Welcome to Me’nin aldığı en büyük eleştiri BDP hastalarını yanlış bir şekilde tasvir etmiş olması ve bu psikolojik rahatsızlığı inceden inceye dalga geçmek için kullanması. Daha evvel figüran olarak birkaç rol koparan Shira Piven’ın yönettiği (Jeremy Piven’ın ablası) ve ilk senaristlik deneyimi için harekete geçen Eliot Laurence’ın kaleme aldığı film oldukça karanlık bir rota çizerek ilerliyor. Filmin yer yer yarattığı absürd mizansenler ile seyircisine güldürmeye bir meyili yok değil. Fakat bir yandan da Alice’i tanırken hikayedeki pek çok şeyin gerçekten de var olabileceği ihtimalini kavrayıp tüyleriniz ürperiyor. Hayatındaki en büyük tutkusunun peşinden koşarken düştüğü müşkül durumlara rağmen düştüğü yerden kalkıp devam edebilme becerisi takdire şayan olsa da, film iyi yönlerinden ziyade Alice’in zayıf noktalarına odaklanıyor. Belki de en büyük kusuru bu. Çünkü aynı şeyler üzerine tekrar tekrar benzer mizansenler üretmesi bir noktadan itibaren Welcome to Me’yi tek notaya basıp duran bir filme dönüştürüyor.
Kristen Wiig’in performansı bugüne kadar gördüğümüz hallerinden epey farklı. Hatta güvenli ve emin olduğu sınırları bir süreliğine terk ettiğini bile söyleyebiliriz. American Beauty’den bu yana hep irili ufaklı rollerde izlememize rağmen bir türlü patlama yaşayamayan Wes Bentley, hikayede seyircinin bakış açısını temsil ediyor. Alice’in fikirlerine daha anlayışlı yaklaşan taraf o olurken, kanalın yöneticilerinden biri olarak izlediğimiz James Marsden daha köşeli bir karaktere can veriyor. Hatta Marsden üzerine bir takım TV eleştirileri yapıldığı bile söylenebilir. Bu üç ismin haricinde Linda Cardellini de ilgimi çekti benim. O da tıpkı Bentley gibi tek rolle koca bir kariyer sürdürdü. Parlama vakti hiç gelmeyecek gibi. Tabii bağımsız sinemanın diğer divaları Joan Cusack, Jennifer Jason Leigh ve Loretta Devine’ın adını da anmadan olmaz. Lakin minnacık karakterlere can verdikleri gibi, Kristen Wiig kadar parlama fırsatı da yakalayamıyorlar.

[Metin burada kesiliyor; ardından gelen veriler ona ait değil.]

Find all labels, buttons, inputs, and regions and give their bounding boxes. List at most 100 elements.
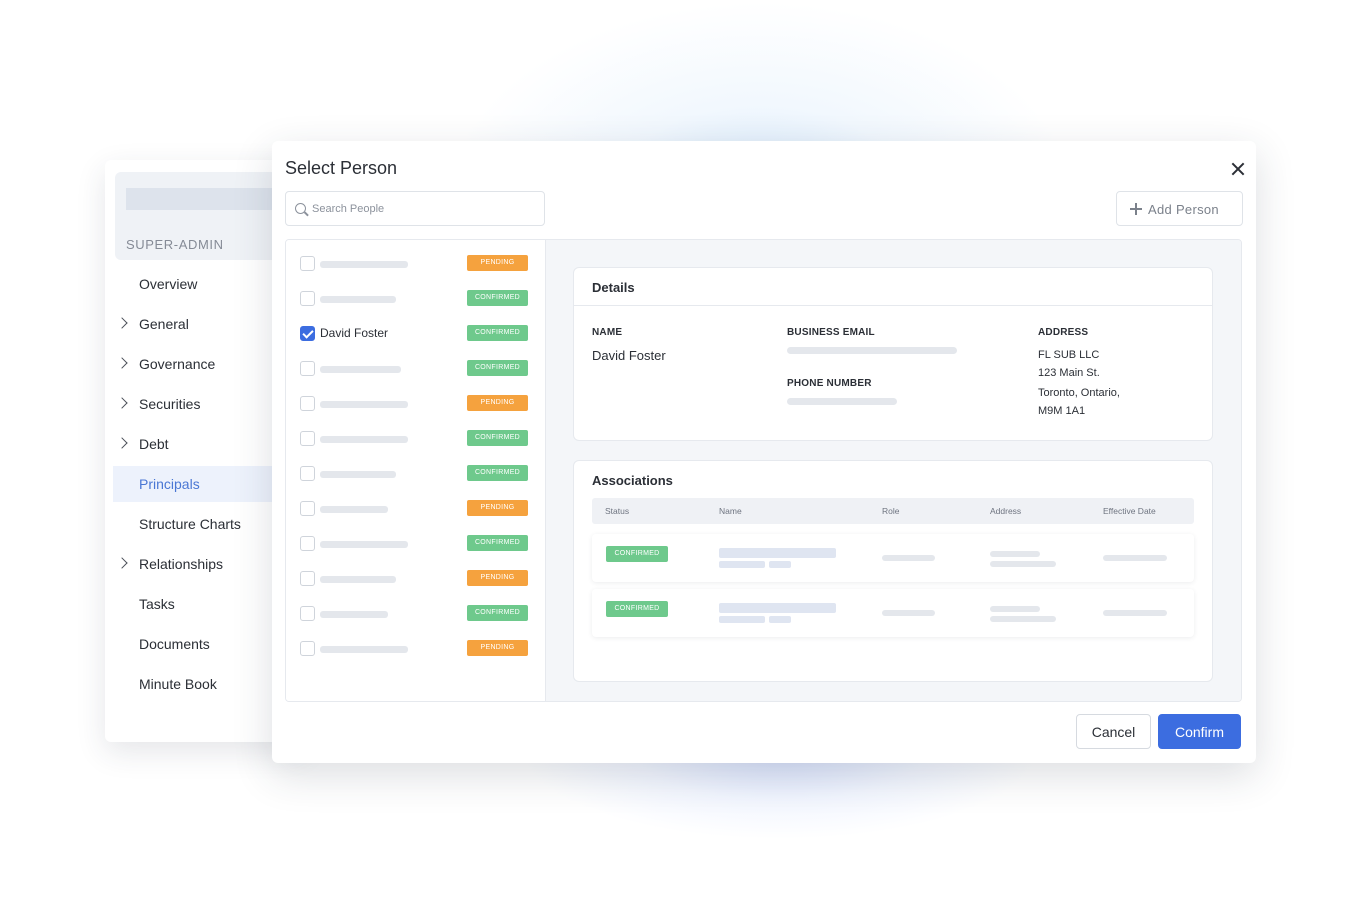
sidebar-item-label: General [139,316,189,332]
list-item[interactable]: CONFIRMED [300,358,530,378]
associations-card: Associations Status Name Role Address Ef… [573,460,1213,682]
column-address: Address [990,506,1022,516]
column-role: Role [882,506,900,516]
name-placeholder [320,506,388,513]
column-status: Status [605,506,630,516]
checkbox[interactable] [300,501,315,516]
name-placeholder [320,471,396,478]
name-placeholder [769,561,791,568]
status-badge: PENDING [467,255,528,271]
checkbox[interactable] [300,396,315,411]
status-badge: CONFIRMED [467,430,528,446]
column-effective-date: Effective Date [1103,506,1156,516]
list-item[interactable]: CONFIRMED [300,428,530,448]
checkbox[interactable] [300,536,315,551]
list-item[interactable]: CONFIRMED [300,603,530,623]
sidebar-item-label: Tasks [139,596,175,612]
chevron-right-icon [116,397,128,409]
person-detail-panel: Details NAME David Foster BUSINESS EMAIL… [546,240,1241,701]
confirm-button[interactable]: Confirm [1158,714,1241,749]
name-placeholder [320,401,408,408]
sidebar-item-label: Principals [139,476,200,492]
table-header: Status Name Role Address Effective Date [592,498,1194,524]
list-item[interactable]: CONFIRMED [300,533,530,553]
status-badge: CONFIRMED [606,546,668,562]
sidebar-item-label: Documents [139,636,210,652]
address-placeholder [990,616,1056,622]
chevron-right-icon [116,317,128,329]
associations-title: Associations [592,473,673,488]
name-placeholder [320,261,408,268]
list-item[interactable]: PENDING [300,393,530,413]
address-line: FL SUB LLC [1038,349,1100,361]
email-placeholder [787,347,957,354]
sidebar-item-label: Minute Book [139,676,217,692]
name-placeholder [719,548,836,558]
sidebar-item-label: Relationships [139,556,224,572]
name-placeholder [719,561,765,568]
address-line: Toronto, Ontario, [1038,387,1120,399]
search-field[interactable] [285,191,545,226]
checkbox[interactable] [300,431,315,446]
chevron-right-icon [116,437,128,449]
name-placeholder [719,603,836,613]
checkbox[interactable] [300,466,315,481]
list-item[interactable]: David Foster CONFIRMED [300,323,530,343]
name-value: David Foster [592,348,666,363]
checkbox[interactable] [300,361,315,376]
list-item[interactable]: PENDING [300,568,530,588]
modal-body: PENDING CONFIRMED David Foster CONFIRMED… [285,239,1242,702]
list-item[interactable]: CONFIRMED [300,463,530,483]
name-placeholder [320,611,388,618]
list-item[interactable]: PENDING [300,498,530,518]
people-list: PENDING CONFIRMED David Foster CONFIRMED… [286,240,546,701]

Risk almaya bayılan Amerikan bağımsız sinemasının son örneği denilebilir Welcome to Me için. İçten içe iyi bir film olmadığını bilerek seyrediyorsunuz. Fakat içerisindeki oyuncuların varlığı ve senaryonun bir yerlerine sakladıkları “Televizyonun yeni nesilleri aptallaştırması” üzerine yapılan önermeler kısmen tatmin etmeyi başarıyor.
[review]
Ö.B.Ö
9 Haziran 2016 at 03:51
Borderline Kişilik Bozukluğu ile ilgili izlediğim en leş ve art niyetli film Welcome to Me.Bu denli özensiz bir film için ne denli hakaret etsem az kalır! Birincisi BKB hastalığı oldukça kompleks ve farklı eğilimler gösteren geniş bir hasta skalasına sahiptir.İkincisi BKB,Bipolar vb. hastalıkları konu alan filmler sürekli ve bilinçli bir alçaklıkla bu hastalığa sahip insanları karikatürize,tek tip ve “korkunç” varlıklar olarak afişe edip prim yapma yolunu seçiyor. Sonra da edilgen ve tüketici “gösteri”nin zavallı sürüleri bu tarz “hasta”ları “seyirlik” metalar olarak tüketip kendi öz-benlikleri!ne mastürbasyon yapıp rahatlıyorlar! Ne güzel değil mi modern “gösteri toplumu” ???? Foucault yazmış yazmasına ama ,modern toplumun edilgen ve yabancılaşmış “normal” lerinde bunu anlayacak beyin nerde!!